Monday, July 03, 2006

 

Madeleine # 8: The Holy Trinity of the Maur

Sand, Sun and Stars.
Camel, Dates & Lamb.

You would think that the Bedouin already had 2 holy trinities for surviving the Sahara. But within the first few hours you spend in these men's company, you discover that the holiest of holies, is the Mint Tea. And that teas come in three's, just like the 3 ages of life. The first one is weak in taste, but very sweet, like a childhood without worries and concerns. The second one is balanced in strength and sweetness, like a full grown man who knows that both maketh the man. And the third is strong and yet tempered by a memory of the sweetness that was, like old age full of the wisdom of many years.

Mohammed, our resident watchman in Nouakchott, was definitely a third glass of tea. To my 13 years, he was even a fourth or fifth. But having experienced the first and the second, he could recognise sweetness and strength, cruelty and weakness, when he saw them. And that may be how he one day saved our lives, for all we know. But more of that later.

Some of you may have tasted Moroccan mint tea, which to me tastes like somewhere between a 1st and a 2nd glass. But very few of you may know that the Mauritanians have a tea ceremony, maybe not as complex as the Japanese, but just as important. At all times of the day, wherever you are and no matter for how short or long, you will be offered - and expected to accept - the 3 glasses of mint tea. At sunset in the capital, Nouakchott, one can see small groups of men, lying around in the sand, chatting and drinking mint tea. It's the physicla embodiment of happiness.

I have to rely on observation and memory for the recipe, as neither my parents nor I ever learned the true ritual, so bear with me.

Green gunpowder tea
Fresh mint leaves (I have no idea how they manage to get that in the middle of the Sahara, but they do)

Sugar cone
Sugar 'axe' or 'hammer'
Teapot with small spout
Small tea glasses
Ability to squat on your haunches

Pour 2 tbsp of the green tea into the teapot, add a handful of mint leaves, and some sugar freshly hacked off the cone. Add boiling water. Stir with a spoon.

Now for the tricky part. A good mint tea is frothy. And the froth is obtained by pouring the scalding liquid from a great height into a small glass, then pouring the content of the glass back into the teapot and repeating. Over and over again.

There must be a magical formula which guarantees that all present get the right 1st, 2nd and 3rd glass experience, all with froth, but sadly, I do not know it. If anybody out there has it, please leave it as a comment. You will be rewarded with gazillions of happy orange Madeleine vibrations from me to you. And let's face it, you can NEVER have too many of those.

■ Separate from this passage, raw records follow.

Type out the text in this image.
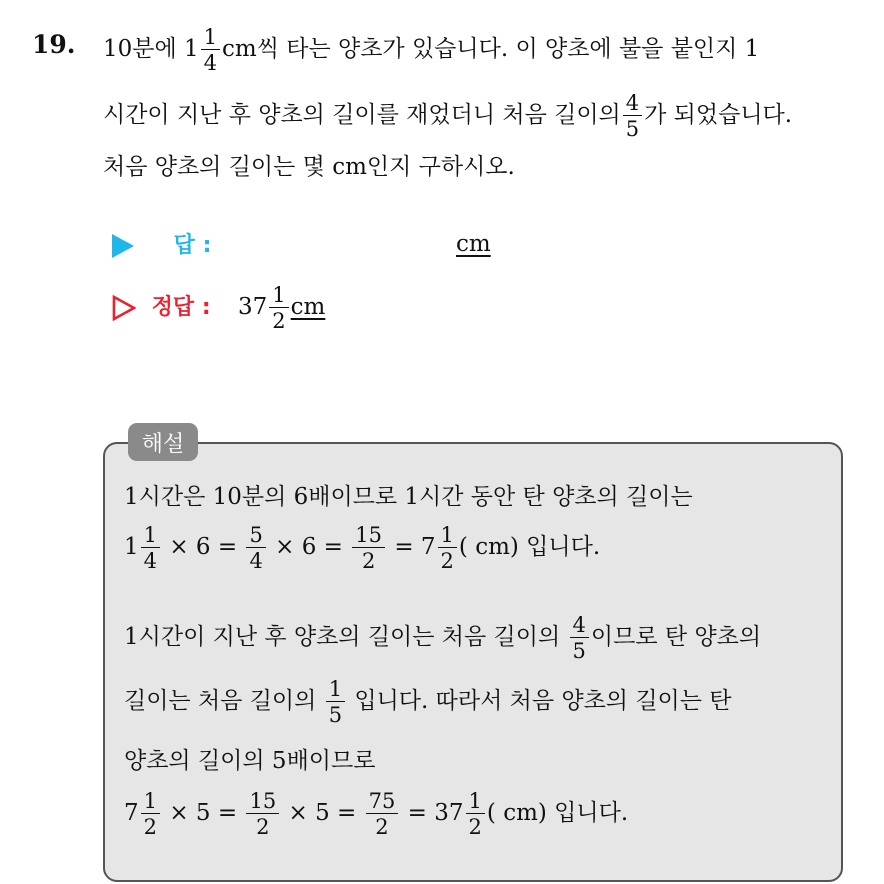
19. 10분에 $1 \frac{1}{4}$ cm씩 타는 양초가 있습니다. 이 양초에 불을 붙인지 1
시간이 지난 후 양초의 길이를 재었더니 처음 길이의 $\frac{4}{5}$ 가 되었습니다.
처음 양초의 길이는 몇 cm인지 구하시오.
답 :	cm
정답 : $37 \frac{1}{2}$ cm
해설
1시간은 10분의 6배이므로 1시간 동안 탄 양초의 길이는
$1 \frac{1}{4} \times 6 = \frac{5}{4} \times 6 = \frac{15}{2} = 7 \frac{1}{2}$ ( cm) 입니다.
1시간이 지난 후 양초의 길이는 처음 길이의 $\frac{4}{5}$ 이므로 탄 양초의
길이는 처음 길이의 $\frac{1}{5}$ 입니다. 따라서 처음 양초의 길이는 탄
양초의 길이의 5배이므로
$7 \frac{1}{2} \times 5 = \frac{15}{2} \times 5 = \frac{75}{2} = 37 \frac{1}{2}$ ( cm) 입니다.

I have recently started drinking mint tea again, in the morning but also at work. We have a small stainless steel tea pot at the office and my co-workers think me slightly bonkers for pouring the sugar directly into it (and for all the other things I do in that kitchen). But you don't get the '3 life stages experience' if you don't have the sugar. And when I take that first, fragrant sip of each of the 3 stages - sorry glasses - I smile into the distance, sigh a wellbeing sigh and think of Mohammed. Sometimes I also think of the day he may very well have saved our lives.

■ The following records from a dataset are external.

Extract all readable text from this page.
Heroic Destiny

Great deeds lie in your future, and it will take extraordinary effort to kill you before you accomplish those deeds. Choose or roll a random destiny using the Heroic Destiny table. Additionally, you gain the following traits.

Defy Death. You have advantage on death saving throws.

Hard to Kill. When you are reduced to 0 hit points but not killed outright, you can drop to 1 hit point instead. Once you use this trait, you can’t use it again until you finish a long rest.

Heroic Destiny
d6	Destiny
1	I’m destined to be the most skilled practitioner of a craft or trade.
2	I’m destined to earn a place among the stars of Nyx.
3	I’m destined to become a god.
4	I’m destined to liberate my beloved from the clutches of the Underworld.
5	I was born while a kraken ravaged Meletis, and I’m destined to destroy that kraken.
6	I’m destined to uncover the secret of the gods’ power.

It was in April 1989 and border skirmishes between Senegal and Mauritania escalated into full blown riots, where Mauritanians were killing anybody vaguely resembling a Senegalese (i.e. black) and the Senegalese were doing the same to anyone Bedouin-looking. Harrowing times which are best not described in all their horror here (I have been considering for a few weeks how to describe them and have decided not to), but best remembered by the acts of courage they also engendered.

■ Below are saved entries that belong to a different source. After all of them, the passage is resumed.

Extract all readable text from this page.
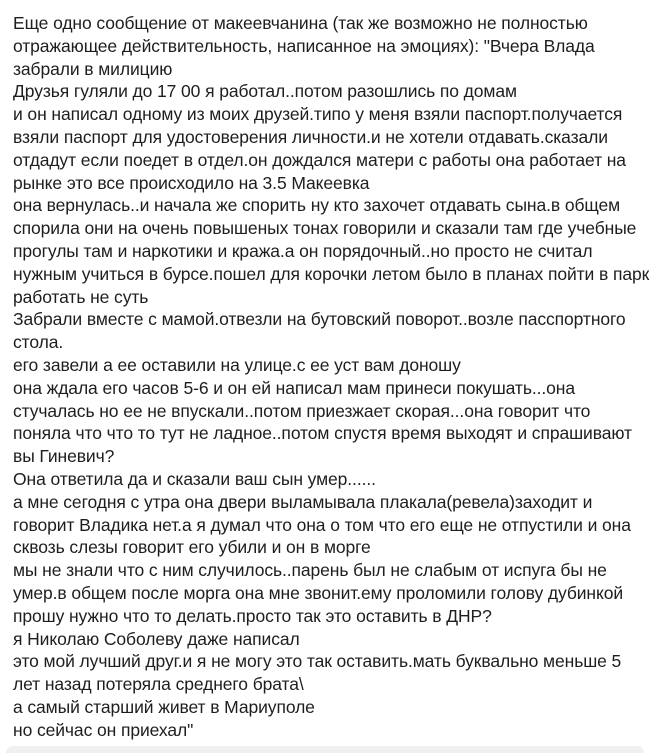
Еще одно сообщение от макеевчанина (так же возможно не полностью
отражающее действительность, написанное на эмоциях): "Вчера Влада
забрали в милицию
Друзья гуляли до 17 00 я работал..потом разошлись по домам
и он написал одному из моих друзей.типо у меня взяли паспорт.получается
взяли паспорт для удостоверения личности.и не хотели отдавать.сказали
отдадут если поедет в отдел.он дождался матери с работы она работает на
рынке это все происходило на 3.5 Макеевка
она вернулась..и начала же спорить ну кто захочет отдавать сына.в общем
спорила они на очень повышеных тонах говорили и сказали там где учебные
прогулы там и наркотики и кража.а он порядочный..но просто не считал
нужным учиться в бурсе.пошел для корочки летом было в планах пойти в парк
работать не суть
Забрали вместе с мамой.отвезли на бутовский поворот..возле пасспортного
стола.
его завели а ее оставили на улице.с ее уст вам доношу
она ждала его часов 5-6 и он ей написал мам принеси покушать...она
стучалась но ее не впускали..потом приезжает скорая...она говорит что
поняла что что то тут не ладное..потом спустя время выходят и спрашивают
вы Гиневич?
Она ответила да и сказали ваш сын умер......
а мне сегодня с утра она двери выламывала плакала(ревела)заходит и
говорит Владика нет.а я думал что она о том что его еще не отпустили и она
сквозь слезы говорит его убили и он в морге
мы не знали что с ним случилось..парень был не слабым от испуга бы не
умер.в общем после морга она мне звонит.ему проломили голову дубинкой
прошу нужно что то делать.просто так это оставить в ДНР?
я Николаю Соболеву даже написал
это мой лучший друг.и я не могу это так оставить.мать буквально меньше 5
лет назад потеряла среднего брата\
а самый старший живет в Мариуполе
но сейчас он приехал"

The biggest act of courage was my Dad's. As UN Representative, he unilaterally decided to organise an air-bridge between Nouakchott and Dakar to evacuate the refugees from both sides. Meanwhile, the UN office was transformed into a make-shift refugee camp, where people who had lost everything waited to be the next to be sent to a country which was not even their own. But not before the Mauritanian authorities had stripped them of their papers and few remaining belongings, thus also stripping them of their identity at arrival.

As could be expected, my Dad was hardly flavour of the month and my teenage self stupidly resented not being able to have the freedom I had enjoyed until then, as I had to be accompanied everywhere, for fear of retribution. For several months we lived according to the UN Warning System, where Warning 3 meant ‘Stay at Home’ and were considering what we would pack into the single suitcase we knew we could take with us if the order was given to evacuate. We all 3 agreed that instead of a suitcase, we would save our beloved dog, Balder instead.

At the height of the riots, my Dad had to leave my Mum and me alone, to go and make sure that all his UN staff were safe. Before leaving, he taught me how to fire a gun - a Magnum I think - so that at the age of 16 I could defend both of us. I remember standing on the first floor of our inner court, being shown how to load it and unlatch the safety mechanism, take aim. At the legs/feet, nothing more! We are peace-loving people. Perhaps it was my Dad's way to boost our sense of safety. Perhaps it was to make himself more confident that we could defend ourselves. Or perhaps he genuinely believed that I could do it.

In the end, Mohammed saved me from knowing if I have what it takes to fire a gun pointed at another human being. When rioters started amassing in front of our house one night, Mohammed climbed onto the gate and told them in no uncertain terms that the people living there were good people and to leave them alone. Or that's what he told us he had told them. Whatever he told them, it worked. And we are forever grateful for it. A month or so later, my Dad's contract was up and we left, virtually persona non grata.

Looking back at that period, that’s probably when I took my first steps from the 1st glass of mint tea towards the 2nd.